I struggled with my orientation for a very long time. First I was forcing myself to do what everyone else does and get a boyfriend and all that. Thankfully I didn't go too far, nothing even started, so that's a relief. But since society never gave me this option that hey, you don't need to like someone and be with someone, I had to grab any feeling that reminded me the norm to justify 'I am normal I feel normal things'. And later I had to compromise. My self discovery was literally going from one side to another, leaving the acceptable parts as a proof that I am still normal. Being not 'normal' hurt.
"I don't like boys that much. Just like girls. I probably like both, so I am bi, that's okay, this still includes boys. - I think I don't like boys at all, so this means I like girls? This must be it, I still want a relationship, so I am still somewhat normal." And then I discovered asexuality and still gripped at demi with 'I might still want a relationship after I met someone I deeply bond with'. And then it didn't happen. And then I realised I don't actually want anything at all. I was weighting QPR, again the sense of 'normality' haunting me, but put it away. If it happens, it happens, no need to force myself.

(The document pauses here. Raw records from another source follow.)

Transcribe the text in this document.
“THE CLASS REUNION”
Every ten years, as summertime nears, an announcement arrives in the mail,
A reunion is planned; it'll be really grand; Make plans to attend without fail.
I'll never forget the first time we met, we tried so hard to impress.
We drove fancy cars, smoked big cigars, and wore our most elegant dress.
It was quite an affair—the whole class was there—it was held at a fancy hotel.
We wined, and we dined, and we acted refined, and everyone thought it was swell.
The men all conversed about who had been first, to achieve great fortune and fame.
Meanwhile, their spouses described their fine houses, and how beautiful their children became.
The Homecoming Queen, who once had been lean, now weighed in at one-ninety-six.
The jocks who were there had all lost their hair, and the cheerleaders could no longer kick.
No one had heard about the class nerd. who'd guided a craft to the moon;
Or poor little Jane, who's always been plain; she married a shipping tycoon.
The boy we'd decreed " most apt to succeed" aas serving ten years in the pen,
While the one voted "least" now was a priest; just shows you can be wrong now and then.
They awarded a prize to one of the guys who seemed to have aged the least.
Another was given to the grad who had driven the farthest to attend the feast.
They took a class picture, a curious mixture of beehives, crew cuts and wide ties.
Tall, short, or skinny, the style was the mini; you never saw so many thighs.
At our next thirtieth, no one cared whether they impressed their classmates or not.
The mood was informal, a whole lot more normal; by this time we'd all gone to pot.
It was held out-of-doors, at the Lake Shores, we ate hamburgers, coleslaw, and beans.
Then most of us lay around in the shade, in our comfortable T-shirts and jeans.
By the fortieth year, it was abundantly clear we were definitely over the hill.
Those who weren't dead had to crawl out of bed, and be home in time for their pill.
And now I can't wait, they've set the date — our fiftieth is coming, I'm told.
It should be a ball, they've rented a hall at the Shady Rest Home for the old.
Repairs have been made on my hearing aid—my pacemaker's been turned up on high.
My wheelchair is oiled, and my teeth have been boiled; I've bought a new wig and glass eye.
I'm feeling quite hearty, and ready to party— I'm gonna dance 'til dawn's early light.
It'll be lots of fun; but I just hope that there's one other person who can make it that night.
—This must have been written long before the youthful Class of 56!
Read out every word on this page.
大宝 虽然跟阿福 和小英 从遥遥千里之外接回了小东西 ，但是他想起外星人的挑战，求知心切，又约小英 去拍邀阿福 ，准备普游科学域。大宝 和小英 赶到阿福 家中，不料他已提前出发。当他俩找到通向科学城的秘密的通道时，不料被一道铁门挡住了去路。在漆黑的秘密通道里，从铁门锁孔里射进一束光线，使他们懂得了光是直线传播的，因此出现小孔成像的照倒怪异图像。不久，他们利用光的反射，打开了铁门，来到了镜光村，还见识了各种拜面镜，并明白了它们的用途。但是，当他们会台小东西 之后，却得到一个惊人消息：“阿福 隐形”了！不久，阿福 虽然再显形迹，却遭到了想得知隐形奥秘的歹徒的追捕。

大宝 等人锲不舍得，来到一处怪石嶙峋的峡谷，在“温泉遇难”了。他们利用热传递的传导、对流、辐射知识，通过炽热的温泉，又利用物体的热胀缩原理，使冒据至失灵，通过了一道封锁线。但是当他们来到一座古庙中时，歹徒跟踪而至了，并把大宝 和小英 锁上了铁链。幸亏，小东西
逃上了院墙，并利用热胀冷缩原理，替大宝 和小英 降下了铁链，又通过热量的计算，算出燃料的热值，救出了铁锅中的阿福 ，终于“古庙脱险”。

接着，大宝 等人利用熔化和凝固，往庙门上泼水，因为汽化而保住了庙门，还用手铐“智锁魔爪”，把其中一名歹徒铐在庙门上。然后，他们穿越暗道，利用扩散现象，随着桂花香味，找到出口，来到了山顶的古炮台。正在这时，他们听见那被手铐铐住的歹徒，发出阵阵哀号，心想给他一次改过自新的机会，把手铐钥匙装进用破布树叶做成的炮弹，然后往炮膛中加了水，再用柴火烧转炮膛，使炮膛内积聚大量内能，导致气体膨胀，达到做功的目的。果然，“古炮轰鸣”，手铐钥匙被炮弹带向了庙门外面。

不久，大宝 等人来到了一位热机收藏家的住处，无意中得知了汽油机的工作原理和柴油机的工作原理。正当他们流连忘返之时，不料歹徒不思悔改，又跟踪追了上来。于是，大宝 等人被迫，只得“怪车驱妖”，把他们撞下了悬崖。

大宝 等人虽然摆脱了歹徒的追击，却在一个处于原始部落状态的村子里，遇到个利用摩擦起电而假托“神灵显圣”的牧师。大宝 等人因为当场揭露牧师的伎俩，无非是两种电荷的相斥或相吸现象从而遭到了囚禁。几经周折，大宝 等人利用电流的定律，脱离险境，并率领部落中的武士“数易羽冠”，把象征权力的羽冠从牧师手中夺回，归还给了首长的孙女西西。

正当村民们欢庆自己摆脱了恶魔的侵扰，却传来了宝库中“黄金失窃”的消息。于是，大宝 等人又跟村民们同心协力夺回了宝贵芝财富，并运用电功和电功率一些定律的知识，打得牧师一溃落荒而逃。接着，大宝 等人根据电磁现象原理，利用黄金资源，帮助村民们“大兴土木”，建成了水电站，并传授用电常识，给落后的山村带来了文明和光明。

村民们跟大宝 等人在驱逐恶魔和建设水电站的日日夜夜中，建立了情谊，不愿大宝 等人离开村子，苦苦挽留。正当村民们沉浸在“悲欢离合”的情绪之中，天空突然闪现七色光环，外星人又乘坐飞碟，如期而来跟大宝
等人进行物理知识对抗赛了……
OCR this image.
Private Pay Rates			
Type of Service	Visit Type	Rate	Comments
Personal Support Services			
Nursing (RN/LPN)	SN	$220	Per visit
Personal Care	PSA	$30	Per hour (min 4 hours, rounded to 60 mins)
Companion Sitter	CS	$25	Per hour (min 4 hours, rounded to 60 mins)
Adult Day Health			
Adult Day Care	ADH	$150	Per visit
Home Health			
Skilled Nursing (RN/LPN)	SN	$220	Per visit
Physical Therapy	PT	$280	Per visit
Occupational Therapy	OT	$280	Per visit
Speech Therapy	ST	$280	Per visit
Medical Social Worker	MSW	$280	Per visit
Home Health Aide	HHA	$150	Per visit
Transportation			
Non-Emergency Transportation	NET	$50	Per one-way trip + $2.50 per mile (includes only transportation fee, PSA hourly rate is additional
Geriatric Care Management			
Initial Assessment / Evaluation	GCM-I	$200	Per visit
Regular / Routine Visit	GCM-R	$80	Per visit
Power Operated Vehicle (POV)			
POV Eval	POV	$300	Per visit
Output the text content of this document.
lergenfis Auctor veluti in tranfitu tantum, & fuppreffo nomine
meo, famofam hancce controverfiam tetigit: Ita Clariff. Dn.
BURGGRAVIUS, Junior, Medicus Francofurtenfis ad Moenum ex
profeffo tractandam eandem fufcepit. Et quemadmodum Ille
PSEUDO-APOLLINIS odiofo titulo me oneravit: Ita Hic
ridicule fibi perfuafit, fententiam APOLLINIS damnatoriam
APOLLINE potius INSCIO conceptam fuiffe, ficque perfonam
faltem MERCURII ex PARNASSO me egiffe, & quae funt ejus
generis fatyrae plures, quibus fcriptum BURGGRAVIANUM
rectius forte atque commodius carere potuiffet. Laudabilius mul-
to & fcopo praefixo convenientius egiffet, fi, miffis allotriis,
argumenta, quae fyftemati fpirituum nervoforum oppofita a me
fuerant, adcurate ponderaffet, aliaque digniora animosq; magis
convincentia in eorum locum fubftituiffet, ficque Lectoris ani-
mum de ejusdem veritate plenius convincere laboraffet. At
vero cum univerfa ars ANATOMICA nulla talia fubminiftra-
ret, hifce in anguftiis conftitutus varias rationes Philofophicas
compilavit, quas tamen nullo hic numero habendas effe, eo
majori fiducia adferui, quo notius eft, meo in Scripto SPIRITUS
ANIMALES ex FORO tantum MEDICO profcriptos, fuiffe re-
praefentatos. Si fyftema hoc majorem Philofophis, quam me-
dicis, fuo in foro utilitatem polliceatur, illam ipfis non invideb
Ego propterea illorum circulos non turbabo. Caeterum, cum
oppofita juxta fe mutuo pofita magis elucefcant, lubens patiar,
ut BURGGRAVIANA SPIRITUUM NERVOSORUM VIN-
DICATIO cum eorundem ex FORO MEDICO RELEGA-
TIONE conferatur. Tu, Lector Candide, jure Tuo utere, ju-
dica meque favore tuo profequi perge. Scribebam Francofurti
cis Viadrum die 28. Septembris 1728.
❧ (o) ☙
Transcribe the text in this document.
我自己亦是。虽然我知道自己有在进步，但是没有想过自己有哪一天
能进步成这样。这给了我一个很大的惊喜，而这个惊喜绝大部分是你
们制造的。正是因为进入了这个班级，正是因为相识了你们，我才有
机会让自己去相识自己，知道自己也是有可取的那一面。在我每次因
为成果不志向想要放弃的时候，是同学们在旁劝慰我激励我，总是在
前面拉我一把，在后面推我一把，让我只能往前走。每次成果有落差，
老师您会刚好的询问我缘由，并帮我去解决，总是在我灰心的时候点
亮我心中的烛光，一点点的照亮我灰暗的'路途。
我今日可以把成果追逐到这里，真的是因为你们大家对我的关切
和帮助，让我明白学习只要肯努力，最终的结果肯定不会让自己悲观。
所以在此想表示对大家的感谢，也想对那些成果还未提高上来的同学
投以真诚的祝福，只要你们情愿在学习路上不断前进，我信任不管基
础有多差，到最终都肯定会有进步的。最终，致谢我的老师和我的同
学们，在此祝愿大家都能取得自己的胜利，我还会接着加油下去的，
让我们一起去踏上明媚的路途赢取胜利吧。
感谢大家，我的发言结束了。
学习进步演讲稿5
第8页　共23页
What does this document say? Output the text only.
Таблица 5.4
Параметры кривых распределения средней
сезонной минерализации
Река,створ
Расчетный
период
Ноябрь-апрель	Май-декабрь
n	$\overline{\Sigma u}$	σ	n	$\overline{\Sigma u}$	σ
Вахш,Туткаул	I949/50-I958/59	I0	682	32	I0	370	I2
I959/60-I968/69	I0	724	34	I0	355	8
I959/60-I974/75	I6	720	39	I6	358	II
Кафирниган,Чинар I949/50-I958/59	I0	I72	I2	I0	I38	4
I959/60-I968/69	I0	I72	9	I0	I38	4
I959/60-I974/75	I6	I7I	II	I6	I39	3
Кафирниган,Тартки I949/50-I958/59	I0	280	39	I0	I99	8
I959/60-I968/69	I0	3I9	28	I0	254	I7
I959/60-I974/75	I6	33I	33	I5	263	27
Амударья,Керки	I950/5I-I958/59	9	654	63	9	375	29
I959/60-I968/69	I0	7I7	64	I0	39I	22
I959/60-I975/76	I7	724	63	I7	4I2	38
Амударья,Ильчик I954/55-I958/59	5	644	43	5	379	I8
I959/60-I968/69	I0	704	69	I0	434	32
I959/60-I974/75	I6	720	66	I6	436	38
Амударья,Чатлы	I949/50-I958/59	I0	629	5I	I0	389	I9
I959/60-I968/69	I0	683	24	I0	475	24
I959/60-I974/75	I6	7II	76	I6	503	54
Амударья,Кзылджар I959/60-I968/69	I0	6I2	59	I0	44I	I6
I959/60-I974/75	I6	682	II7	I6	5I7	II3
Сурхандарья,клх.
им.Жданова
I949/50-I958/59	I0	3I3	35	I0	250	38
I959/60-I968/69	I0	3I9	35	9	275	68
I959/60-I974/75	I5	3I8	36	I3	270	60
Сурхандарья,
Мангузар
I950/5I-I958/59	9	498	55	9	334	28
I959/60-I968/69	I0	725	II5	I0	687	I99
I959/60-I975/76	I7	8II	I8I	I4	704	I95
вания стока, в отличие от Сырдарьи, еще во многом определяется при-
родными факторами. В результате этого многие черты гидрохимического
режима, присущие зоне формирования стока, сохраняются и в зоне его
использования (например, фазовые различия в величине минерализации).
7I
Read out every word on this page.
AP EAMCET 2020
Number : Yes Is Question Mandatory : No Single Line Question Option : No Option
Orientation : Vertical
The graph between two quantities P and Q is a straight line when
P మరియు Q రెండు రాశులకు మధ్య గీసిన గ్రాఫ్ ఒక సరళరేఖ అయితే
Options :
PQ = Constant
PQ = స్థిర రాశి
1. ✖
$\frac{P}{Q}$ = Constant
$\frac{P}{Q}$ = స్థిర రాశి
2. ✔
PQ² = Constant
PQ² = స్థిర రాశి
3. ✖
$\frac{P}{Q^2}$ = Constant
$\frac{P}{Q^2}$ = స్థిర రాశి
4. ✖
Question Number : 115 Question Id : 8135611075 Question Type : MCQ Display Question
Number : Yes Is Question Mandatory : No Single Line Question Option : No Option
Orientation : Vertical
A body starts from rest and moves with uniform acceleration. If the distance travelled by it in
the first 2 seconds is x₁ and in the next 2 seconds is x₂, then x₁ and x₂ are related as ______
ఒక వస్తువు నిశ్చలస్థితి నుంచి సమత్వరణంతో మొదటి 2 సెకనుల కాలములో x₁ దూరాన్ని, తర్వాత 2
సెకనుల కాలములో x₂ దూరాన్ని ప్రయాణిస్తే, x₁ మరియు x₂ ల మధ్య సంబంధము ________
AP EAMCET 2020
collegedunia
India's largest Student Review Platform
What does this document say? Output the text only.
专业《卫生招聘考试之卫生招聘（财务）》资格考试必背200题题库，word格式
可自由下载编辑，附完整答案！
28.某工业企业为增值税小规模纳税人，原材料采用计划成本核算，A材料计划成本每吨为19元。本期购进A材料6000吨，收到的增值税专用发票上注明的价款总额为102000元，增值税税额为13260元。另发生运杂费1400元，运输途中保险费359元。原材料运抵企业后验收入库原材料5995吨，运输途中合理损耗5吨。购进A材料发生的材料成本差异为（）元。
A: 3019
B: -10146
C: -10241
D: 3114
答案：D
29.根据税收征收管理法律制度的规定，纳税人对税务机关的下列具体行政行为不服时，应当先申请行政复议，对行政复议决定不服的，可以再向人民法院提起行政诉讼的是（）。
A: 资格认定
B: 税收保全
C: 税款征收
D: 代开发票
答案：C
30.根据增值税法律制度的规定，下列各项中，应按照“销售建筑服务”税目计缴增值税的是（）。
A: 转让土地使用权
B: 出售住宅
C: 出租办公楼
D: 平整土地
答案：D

(and then there are all the ND-PD things that I had to analyse in myself, to explain why I am not 'normal'. this also is not explored openly around us. we are given only the tight 'normal' limitations and no tools to deal with not 'normal' stuff. we are not even allowed to accept and explore it on our own, nope, it needs to be beaten out)
It's really upsetting how many people are never given any other option to even think about. All the things that make us 'different' from the norm. It's never there for us to consider, so we struggle. It's hard to figure it out, let alone accept it, when society is quite about it at best and shunnes at worst.
With no one breathing behind our backs it must be so much freeing to explore yourself. Yes, you might not be given tools how to deal with it. But you are not locking any part of youself away, immediately deeming it as wrong.